My name is Javier Torres. Two years ago I moved to Winnipeg and became a Program Interpreter at the Canadian Museum for Human Rights.
When I started working at the Museum, many of my friends in Quebec City wanted to know: Why did you choose to work at a museum for human rights in Winnipeg? I came to this museum because I believe in its mandate to share the stories of human rights, inspiring reflection and conversation, and because I intuitively felt this was the right decision. But, I didn’t have a strong personal connection to the Museum’s mandate until the day I met Judy. It was to be one of the most meaningful encounters I have ever had in my life.
It was a Sunday morning and it felt like any other work day at the Museum. That morning I was giving an Explore the Galleries tour to a group of visitors from Toronto. For the first 45 minutes, everything went according to plan – until we entered the Examining the Holocaust Gallery. In the middle of my introduction, a woman stepped forward and started using one of the touchscreen monitors located in the gallery. As she did, the group asked me to stop my introduction. Someone pointed at the screen and said "Judy, that’s you!" Judy Cohen, the woman using the touchscreen, was featured in the exhibit. Surprised, I asked her if we could all watch the video together and she agreed.
The video told Judy’s story: As a teenager in the 1940s, Judy had been deported with her family from Hungary to the Auschwitz concentration camp. Her parents, her four siblings and her extended family all perished in the Holocaust. Judy survived the concentration camp and was sent to an airplane factory where she was forced to work. At age 16, she was liberated by American troops while on a death march.
When the video was over, everyone remained silent, even me. I have been a public speaker my entire life, but no words came out of my mouth other than "I’m speechless; I don’t have anything to say."
Judy took over and calmly started talking about her experience of the Holocaust. At one point, Judy pointed to the massive aerial photo of the Auschwitz concentration camp and said “That’s the place where I lived.” At that moment I realized that there is a kind of suffering that is impossible to explain or understand. Only the people that went through those tragic experiences are able to fully communicate their suffering. I also realized that we have the responsibility to ensure these stories are told.
A genocide is a crime that is committed with the intent to destroy not only a people’s physical existence, but also whatever is important to that group’s identity, such as language, culture, traditions, beliefs, institutions, collective memory, dignity and even an individual’s own sense of humanity.
Much like the flame of a candle can only be preserved by sharing – by using it to light other candles – the only way to preserve what is precious for our identity as individuals and as members of a group is by sharing it with others down through generations.

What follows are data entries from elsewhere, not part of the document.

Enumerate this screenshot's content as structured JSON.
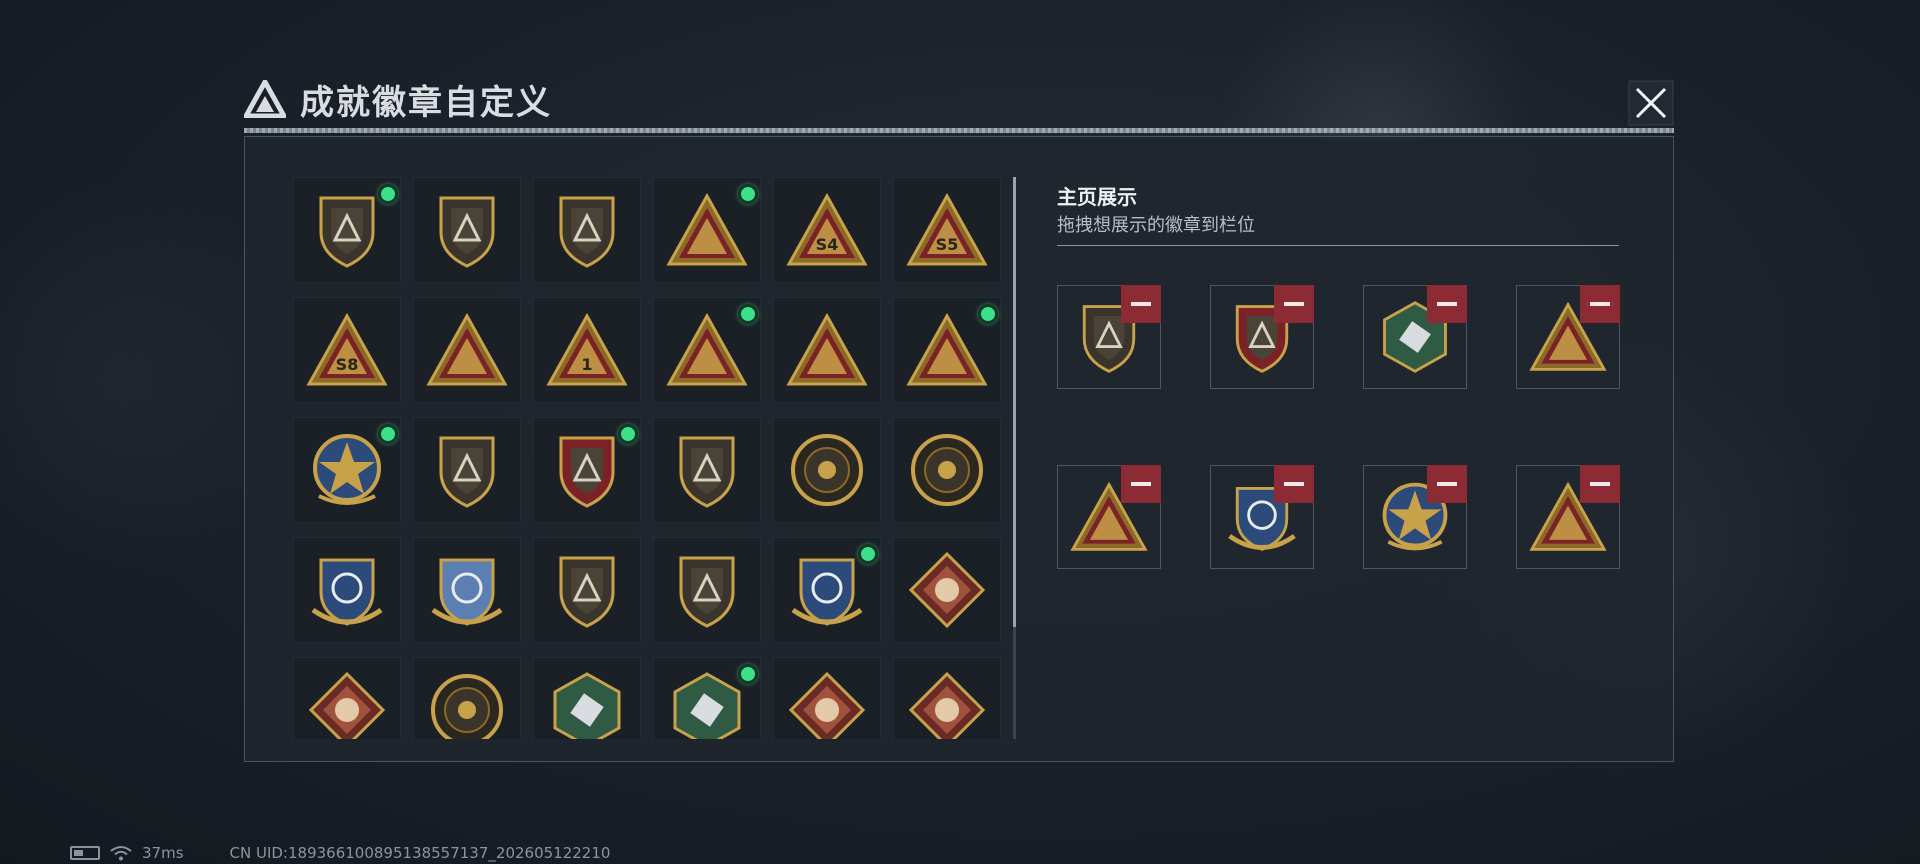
{
  "header": {
    "title": "成就徽章自定义"
  },
  "showcase": {
    "title": "主页展示",
    "subtitle": "拖拽想展示的徽章到栏位"
  },
  "colors": {
    "panel_bg": "#20262e",
    "active_dot": "#3be08a",
    "remove_button": "#8c2b33",
    "gold": "#c8a24a"
  },
  "badges": [
    {
      "icon": "triangle-logo-shield-badge-icon",
      "active": true
    },
    {
      "icon": "helicopter-shield-badge-icon",
      "active": false
    },
    {
      "icon": "dagger-shield-badge-icon",
      "active": false
    },
    {
      "icon": "radar-triangle-badge-icon",
      "active": true
    },
    {
      "icon": "s4-triangle-badge-icon",
      "active": false
    },
    {
      "icon": "s5-triangle-badge-icon",
      "active": false
    },
    {
      "icon": "s8-triangle-badge-icon",
      "active": false
    },
    {
      "icon": "boat-triangle-badge-icon",
      "active": false
    },
    {
      "icon": "number-one-triangle-badge-icon",
      "active": false
    },
    {
      "icon": "soldiers-triangle-badge-icon",
      "active": true
    },
    {
      "icon": "squad-triangle-badge-icon",
      "active": false
    },
    {
      "icon": "rocket-triangle-badge-icon",
      "active": true
    },
    {
      "icon": "star-medal-badge-icon",
      "active": true
    },
    {
      "icon": "chevron-shield-badge-icon",
      "active": false
    },
    {
      "icon": "winged-shield-badge-icon",
      "active": true
    },
    {
      "icon": "dice-shield-badge-icon",
      "active": false
    },
    {
      "icon": "skull-crosshair-badge-icon",
      "active": false
    },
    {
      "icon": "beast-round-badge-icon",
      "active": false
    },
    {
      "icon": "sniper-crest-badge-icon",
      "active": false
    },
    {
      "icon": "blue-crosshair-crest-badge-icon",
      "active": false
    },
    {
      "icon": "rifle-shield-badge-icon",
      "active": false
    },
    {
      "icon": "pistol-shield-badge-icon",
      "active": false
    },
    {
      "icon": "rocket-crest-badge-icon",
      "active": true
    },
    {
      "icon": "wolf-diamond-badge-icon",
      "active": false
    },
    {
      "icon": "wolf-diamond-badge-icon",
      "active": false
    },
    {
      "icon": "eagle-round-badge-icon",
      "active": false
    },
    {
      "icon": "dragon-hexagon-badge-icon",
      "active": false
    },
    {
      "icon": "gun-hexagon-badge-icon",
      "active": true
    },
    {
      "icon": "dragon-diamond-badge-icon",
      "active": false
    },
    {
      "icon": "dragon-diamond-badge-icon",
      "active": false
    }
  ],
  "slots": [
    {
      "icon": "triangle-logo-shield-badge-icon"
    },
    {
      "icon": "winged-shield-badge-icon"
    },
    {
      "icon": "gun-hexagon-badge-icon"
    },
    {
      "icon": "rocket-triangle-badge-icon"
    },
    {
      "icon": "radar-triangle-badge-icon"
    },
    {
      "icon": "rocket-crest-badge-icon"
    },
    {
      "icon": "star-medal-badge-icon"
    },
    {
      "icon": "soldiers-triangle-badge-icon"
    }
  ],
  "footer": {
    "ping": "37ms",
    "uid": "CN UID:1893661008951385571​37_202605122210"
  }
}
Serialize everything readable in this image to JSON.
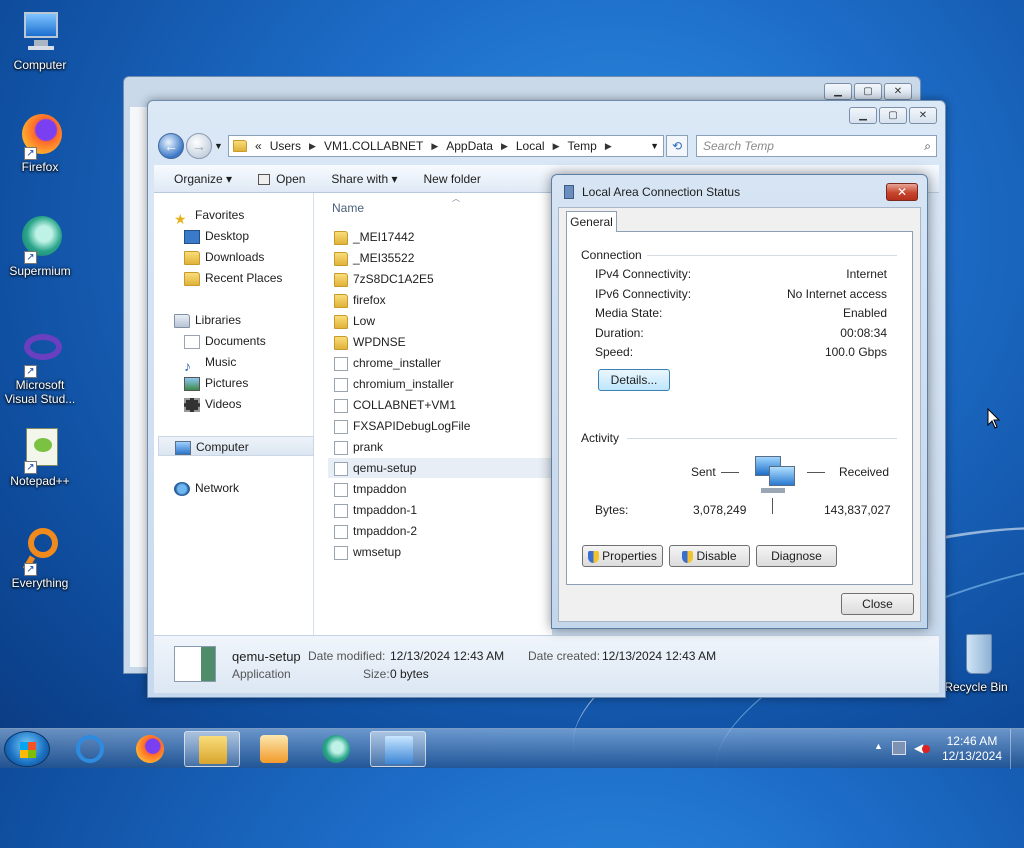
{
  "desktop": {
    "icons": [
      {
        "label": "Computer"
      },
      {
        "label": "Firefox"
      },
      {
        "label": "Supermium"
      },
      {
        "label": "Microsoft Visual Stud..."
      },
      {
        "label": "Notepad++"
      },
      {
        "label": "Everything"
      },
      {
        "label": "Recycle Bin"
      }
    ]
  },
  "explorer": {
    "breadcrumb": [
      "«",
      "Users",
      "VM1.COLLABNET",
      "AppData",
      "Local",
      "Temp"
    ],
    "search_placeholder": "Search Temp",
    "toolbar": {
      "organize": "Organize ▾",
      "open": "Open",
      "share_with": "Share with ▾",
      "new_folder": "New folder"
    },
    "nav": {
      "favorites": "Favorites",
      "desktop": "Desktop",
      "downloads": "Downloads",
      "recent_places": "Recent Places",
      "libraries": "Libraries",
      "documents": "Documents",
      "music": "Music",
      "pictures": "Pictures",
      "videos": "Videos",
      "computer": "Computer",
      "network": "Network"
    },
    "column_name": "Name",
    "files": [
      {
        "name": "_MEI17442",
        "kind": "folder"
      },
      {
        "name": "_MEI35522",
        "kind": "folder"
      },
      {
        "name": "7zS8DC1A2E5",
        "kind": "folder"
      },
      {
        "name": "firefox",
        "kind": "folder"
      },
      {
        "name": "Low",
        "kind": "folder"
      },
      {
        "name": "WPDNSE",
        "kind": "folder"
      },
      {
        "name": "chrome_installer",
        "kind": "file"
      },
      {
        "name": "chromium_installer",
        "kind": "file"
      },
      {
        "name": "COLLABNET+VM1",
        "kind": "file"
      },
      {
        "name": "FXSAPIDebugLogFile",
        "kind": "file"
      },
      {
        "name": "prank",
        "kind": "file"
      },
      {
        "name": "qemu-setup",
        "kind": "file"
      },
      {
        "name": "tmpaddon",
        "kind": "file"
      },
      {
        "name": "tmpaddon-1",
        "kind": "file"
      },
      {
        "name": "tmpaddon-2",
        "kind": "file"
      },
      {
        "name": "wmsetup",
        "kind": "file"
      }
    ],
    "status": {
      "name": "qemu-setup",
      "type": "Application",
      "date_modified_label": "Date modified:",
      "date_modified": "12/13/2024 12:43 AM",
      "date_created_label": "Date created:",
      "date_created": "12/13/2024 12:43 AM",
      "size_label": "Size:",
      "size": "0 bytes"
    }
  },
  "dialog": {
    "title": "Local Area Connection Status",
    "tab": "General",
    "connection_label": "Connection",
    "rows": [
      {
        "label": "IPv4 Connectivity:",
        "value": "Internet"
      },
      {
        "label": "IPv6 Connectivity:",
        "value": "No Internet access"
      },
      {
        "label": "Media State:",
        "value": "Enabled"
      },
      {
        "label": "Duration:",
        "value": "00:08:34"
      },
      {
        "label": "Speed:",
        "value": "100.0 Gbps"
      }
    ],
    "details_button": "Details...",
    "activity_label": "Activity",
    "sent_label": "Sent",
    "received_label": "Received",
    "bytes_label": "Bytes:",
    "bytes_sent": "3,078,249",
    "bytes_received": "143,837,027",
    "properties_button": "Properties",
    "disable_button": "Disable",
    "diagnose_button": "Diagnose",
    "close_button": "Close"
  },
  "taskbar": {
    "time": "12:46 AM",
    "date": "12/13/2024"
  }
}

All human groups have a desire to live on for eternity. The ways we do this are by expressing our culture, and by sharing our creativity, our history and our sense of humanity.
It was that Sunday morning I truly understood that part of our mandate to preserve and share stories like Judy’s. Through her story, and the stories of many others found here in the Museum, visitors have the opportunity to keep a flame burning, and to share that flame with others. In bearing witness to these stories, we give new life to the voices that others had tried to silence forever. Now, whenever I’m asked "Why the Canadian Museum for Human Rights?", I tell people about the Sunday morning I met Judy and realized the power of one person’s story.